Heaven sent you to me
Tony takes the lead as they question their suspect's brother. Ziva finds her mind wandering; Tony's smooth voice rolls around her head. She can't seem to concentrate on the interview at hand. Instead, she finds herself plagued by a single thought: Why not?
She caresses his face with her eyes, admires the way he uses his hands to weave a story for their witness. She can taste him on her lips suddenly. Her heart dips south.
She could lose him so easily. She realizes this now. He's never really been hers before. And he's not now. But for a brief, precious moment it felt like he was. One moment he was just her partner and the next he had her reeling. She blinks and the way he looked just before he kissed her glows in her mind. His eyes had twinkled devilishly as he had leaned into her, almost if he had been dared to do it. And then he was kissing her and it hardly mattered why because it was what she'd kept herself from wanting for so long. It was just as terribly wonderful as she'd feared.
Her hands start to shake.
"Excuse me," she mutters and makes a swift exit from the house. Verbally, Tony doesn't miss a beat but his eyes track her departure.
Broken branches trip me as I speak
She is waiting for him at the car. He takes her in, a full appraisal, only because he's worried and not because she still manages to stun him with her beauty.
He is halfway to the car, parked a distance down the long drive, when she looks up. Her eyes smolder into his; his pace increases in response. She stands up straighter as he approaches, lips pursed and resolve steeled. He has no idea what is about to happen.
"Hey, you okay?"
A tight nod is all he gets in response. Well, that and her screaming eyes. He wets his lips.
And then she's up on her tiptoes and reaching for his face. He gets the cue and meets her halfway. They collide and it's not the slow, romantic kiss of days before. It's hot and messy and he grips her ribcage tightly to keep her from disappearing on him again.
They pull back to suck in air. He still doesn't let her move far, but she seems okay with it; her hands remain clasped around his neck.
He watches her closely for any clue as to what she's feeling, how he should proceed. Her face seems open; her features are soft.

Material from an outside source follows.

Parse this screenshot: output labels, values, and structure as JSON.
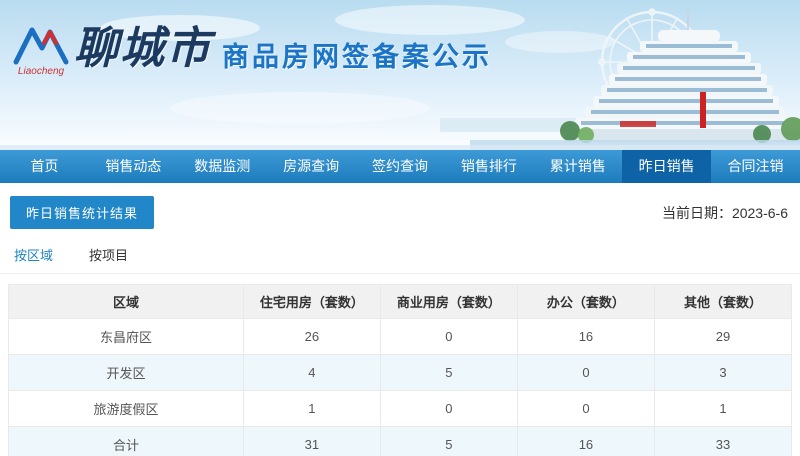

Coming to a decision is easy enough:
"You kissed me."
She smiles just enough to crinkle her eyes. "You kissed me back."
"A lot," he smirks.
She snorts and lets her hands fall away from him. A breeze finds it way through the space between them; her body tremors slightly beneath his touch. She sighs. "Tony…"
"It was just a kiss," he tries to assure her, but his grip on her loosens. She steps back, dried leaves crackling beneath her feet.
"No. It wasn't." Her nose wrinkles up. Little puffs of breath cloud the air.
He brings her back to him with the trace of his knuckles against her skin. "No," he affirms. "It wasn't."
She crumples into him at that. He misses her expression because her face is buried in his chest, fingers curled into his coat. He wraps his arms around her, enclosing her to him.
"We'll figure this out," he murmurs into her hair. His fingers trace hidden strands of copper. "We have to, right?"
She shuffles even closer to him. He can't hear her response; it's muffled by the wool of his coat, the swish of the trees. But he doesn't doubt that the word she said was yes.